И наконец, мы напомнили себе, что все бремя аргументации по кейсу лежит на людях. Опыт озвучивания собственных идей с четким пониманием того, что они вот-вот будут оспорены, бывает разрушительным для любого, но особенно для тех, кого обсуждаемый вопрос касается лично. Мы как участники дебатов должны быть максимально внимательны к таким людям – и не потому, что это «снежинки», как принято в насмешку называть чрезмерно чувствительных людей, а потому, что это человеческие существа, представители биологического вида, от природы склонного к обиде и психологическому истощению. Нам нужно меньше заботиться о свободе выражения иного мнения, чем об ответственности за то, что это делается неправильно, без оглядки на чувства людей.

Эти контрольные списки – RISA для личных споров и политические аспекты публичных дискуссий – выглядели как настоящая обуза. Попросту говоря, они требовали от нас замедлить темп и обдумать ситуацию в самый разгар спора, именно тогда, когда нужна мгновенная реакция.

Один из моих наставников в университете, оказавших на меня самое большое влияние, литературовед Элейн Скарри, считала, что ситуации, требующие обоюдного согласия, выигрывают от «засорения» – разного рода препятствий и КПП, которые замедляют ход дискуссии и заставляют людей раз за разом подтверждать свое согласие.

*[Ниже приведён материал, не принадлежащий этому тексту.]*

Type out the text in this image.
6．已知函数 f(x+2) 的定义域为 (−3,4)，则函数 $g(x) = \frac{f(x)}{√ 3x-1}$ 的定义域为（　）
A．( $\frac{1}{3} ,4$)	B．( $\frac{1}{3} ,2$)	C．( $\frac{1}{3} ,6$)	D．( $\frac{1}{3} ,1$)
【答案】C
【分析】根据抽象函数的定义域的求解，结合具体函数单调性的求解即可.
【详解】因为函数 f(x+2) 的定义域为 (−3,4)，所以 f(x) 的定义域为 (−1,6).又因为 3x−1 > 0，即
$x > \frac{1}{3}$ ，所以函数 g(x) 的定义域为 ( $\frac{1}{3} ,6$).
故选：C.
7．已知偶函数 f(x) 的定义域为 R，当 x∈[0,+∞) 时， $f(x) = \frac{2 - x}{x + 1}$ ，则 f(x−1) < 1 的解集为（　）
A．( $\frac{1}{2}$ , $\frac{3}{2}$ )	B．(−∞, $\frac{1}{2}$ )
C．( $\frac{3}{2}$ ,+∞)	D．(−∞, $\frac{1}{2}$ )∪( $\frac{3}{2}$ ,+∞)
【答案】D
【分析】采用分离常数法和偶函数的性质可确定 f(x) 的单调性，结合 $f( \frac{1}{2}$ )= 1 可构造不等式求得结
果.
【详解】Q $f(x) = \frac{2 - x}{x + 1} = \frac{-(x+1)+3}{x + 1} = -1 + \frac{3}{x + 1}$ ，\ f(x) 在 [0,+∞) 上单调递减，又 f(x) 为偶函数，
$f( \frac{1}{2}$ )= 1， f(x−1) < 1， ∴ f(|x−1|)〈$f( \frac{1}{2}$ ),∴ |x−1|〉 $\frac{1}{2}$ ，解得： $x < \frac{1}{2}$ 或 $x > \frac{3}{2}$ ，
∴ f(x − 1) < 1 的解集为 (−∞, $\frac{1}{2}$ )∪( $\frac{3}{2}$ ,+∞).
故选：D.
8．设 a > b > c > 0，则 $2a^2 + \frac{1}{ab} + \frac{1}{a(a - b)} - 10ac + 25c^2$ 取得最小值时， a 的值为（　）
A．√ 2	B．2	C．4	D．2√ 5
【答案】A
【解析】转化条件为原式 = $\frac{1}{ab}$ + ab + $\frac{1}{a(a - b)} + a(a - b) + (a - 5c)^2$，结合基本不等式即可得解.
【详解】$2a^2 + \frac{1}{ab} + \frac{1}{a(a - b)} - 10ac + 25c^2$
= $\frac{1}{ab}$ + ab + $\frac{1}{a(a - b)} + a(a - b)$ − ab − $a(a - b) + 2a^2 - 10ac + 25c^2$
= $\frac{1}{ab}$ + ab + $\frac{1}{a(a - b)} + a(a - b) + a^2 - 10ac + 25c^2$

Например, брачные церемонии обычно предполагают широкие возможности для обоих вступающих в брак в последнюю минуту пойти на попятную (вспомните хотя бы о долгом и медленном проходе к алтарю), а необязательные медицинские процедуры часто включают периоды «на отдых», которые длятся неделями, а то и месяцами.

Профессор Скарри утверждала, что такие «засорения» особенно важны в конфликтных ситуациях. Если одними из целей коллективного существования становятся защита людей от разного рода ущерба и поддержание мира, то государство и его граждане могли бы принимать более серьезные решения, чем преднамеренно вредящие человеку. Именно этим объясняются, например, многоуровневые апелляции, отделяющие обвинительный приговор от наказания.

Исторические процедуры, регулировавшие дуэли, – например, codes duello эпохи европейского Возрождения – предусматривали сложную «хореографию», полную пауз и других возможностей для участников отказаться от продолжения конфликта. С точки зрения профессора Скарри, эта потребность согласия в конфликте играет крайне важную роль в борьбе против применения ядерного оружия, которое, обладая огромной разрушительной силой, исключает возможность рационального обдумывания.

Я собственными глазами видел подтверждение теории профессора Скарри, только в гораздо меньших масштабах. В среднем самой серьезной ссорой, с которой мы с наибольшей вероятностью сталкивались за день, становилась словесная перепалка. Такие споры истощают нас и причиняют боль. Но в них нет перерывов – ни малейшего шанса спросить, согласны ли мы вообще в них участвовать. Вместо этого мгновенно срабатывают синапсы, и из наших ртов вылетают жестокие и обидные слова. А вопрос о том, стоило ли вообще спорить и ссориться по этому поводу, обычно встает лишь потом, задним числом.

Для меня эти два контрольных списка – мой RISA и соображения, связанные с выбором тем для дебатов, – стали необходимым «засорением» в спорах. Цель была не в том, чтобы исключить любые споры, а в том, чтобы исключить неконструктивные дискуссии и сосредоточиться на вопросах, по которым действительно есть смысл спорить. В мире, где слишком много поводов для ссор и разногласий, мы должны иметь возможность выбирать свои сражения. Кроме того, скоро мне предстояло узнать, что время вдали от бесконечных споров может принести огромную пользу.

* * *

Через несколько недель после описанного выше собрания, посвященного определению тем для дебатов, когда на наш кампус уже опустились осенние холода, я снова поймал себя на мыслях об этом занятии. Начиналось все довольно невинно, с поиска в интернете последних результатов лиги и видео раундов; затем начались долгие разговоры с Фанеле о славных деньках, когда мы вместе участвовали в дебатах. Ко Дню Колумба, второму выходному октября, я поймал себя на том, что по дороге на лекции и обратно постоянно проговариваю в уме разные идеи и риторические приемы.

Девять месяцев без дебатов пошли мне на пользу. Я отрастил волосы и начал регулярно заниматься спортом. А друзья, зная, что теперь я не уезжаю неизвестно куда на дебаты каждые выходные, начали чаще делиться со мной своими делами. Даже девушки не убегали от меня после первого свидания. Впервые с 2005 года, с тех пор как я десять лет назад начал заниматься дебатами, я ничего не выигрывал, и это было замечательно.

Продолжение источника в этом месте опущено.